Paris (AP) – Gut vier Monate vor der Präsidentenwahl in Frankreich hat der frühere Chef der Sozialistischen Partei, Lionel Jospin, Interesse an einer Kandidatur signalisiert. Der 57jährige teilte dem PSF-Vorstand am Mittwoch mit, daß er zur Bewerbung bereit sei. Hoffnungen der PSF, den scheidenden EU-Kommissionspräsidenten Delors als Kandidaten zu gewinnen, hatten sich im Dezember zerschlagen. Seitdem werden dem Bewerber der Linken nur Außenseiterchancen eingeräumt.

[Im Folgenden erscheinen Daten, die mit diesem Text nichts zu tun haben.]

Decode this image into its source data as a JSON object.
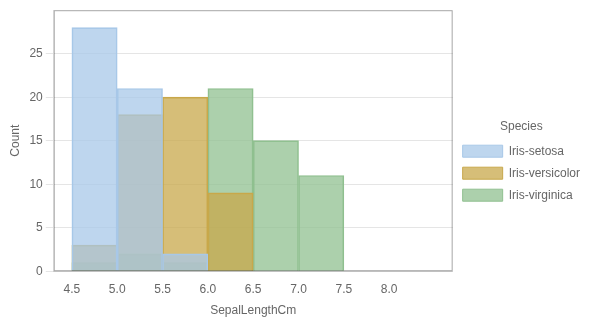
{
  "chart_data": {
    "type": "histogram",
    "xlabel": "SepalLengthCm",
    "ylabel": "Count",
    "bins": [
      4.5,
      5.0,
      5.5,
      6.0,
      6.5,
      7.0,
      7.5,
      8.0
    ],
    "series": [
      {
        "name": "Iris-setosa",
        "color": "#a8c8e8",
        "values": [
          28,
          21,
          2,
          0,
          0,
          0,
          0
        ]
      },
      {
        "name": "Iris-versicolor",
        "color": "#c8a84b",
        "values": [
          3,
          18,
          20,
          9,
          0,
          0,
          0
        ]
      },
      {
        "name": "Iris-virginica",
        "color": "#90c090",
        "values": [
          1,
          2,
          1,
          21,
          15,
          11,
          0
        ]
      }
    ],
    "xlim": [
      4.3,
      8.7
    ],
    "ylim": [
      0,
      30
    ],
    "xticks": [
      4.5,
      {
        "value": 5,
        "label": "5.0"
      },
      5.5,
      {
        "value": 6,
        "label": "6.0"
      },
      6.5,
      {
        "value": 7,
        "label": "7.0"
      },
      7.5,
      {
        "value": 8,
        "label": "8.0"
      }
    ],
    "yticks": [
      0,
      5,
      10,
      15,
      20,
      25
    ],
    "grid": true,
    "legend": "right",
    "legend_title": "Species"
  }
}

Jospin war von 1981 bis 1988 Vorsitzender der PSF und von 1988 bis 1992 Minister für Erziehung, Jugend und Sport. Er gilt als enger Vertrauter des scheidenden Präsidenten François Mitterrand. „Nach Delors drängt sich keine Kandidatur selbst auf“, sagte Jospin bei seiner Ankündigung, „es muß aber einen sozialistischen Kandidaten geben, der die Linke und die Ökologen um sich scharen kann. Ich glaube, daß ich die Fähigkeit habe, dies zu schaffen.“

Die Parteiführung reagierte verhalten auf das Angebot. Ein PSF-Sprecher sagte, Parteichef Henri Emmanuelli habe zwar den Mut Jospins gelobt, zugleich aber erklärt, sein Vorgehen mache die ganze Sache nicht gerade einfacher. Jospin werden kaum Aussichten eingeräumt, den konservativen Premierminister Edouard Balladur zu schlagen, der sich höchstwahrscheinlich ebenfalls um das Präsidentenamt bewerben will. In einer kurz vor der Ankündigung Jospins unternommenen Meinungsumfrage rangiert Balladur vor jedem fiktiven sozialistischen Kandidaten mit 58 gegen 42 Prozent. Die PSF will am 3. Februar ihren Kandidaten küren.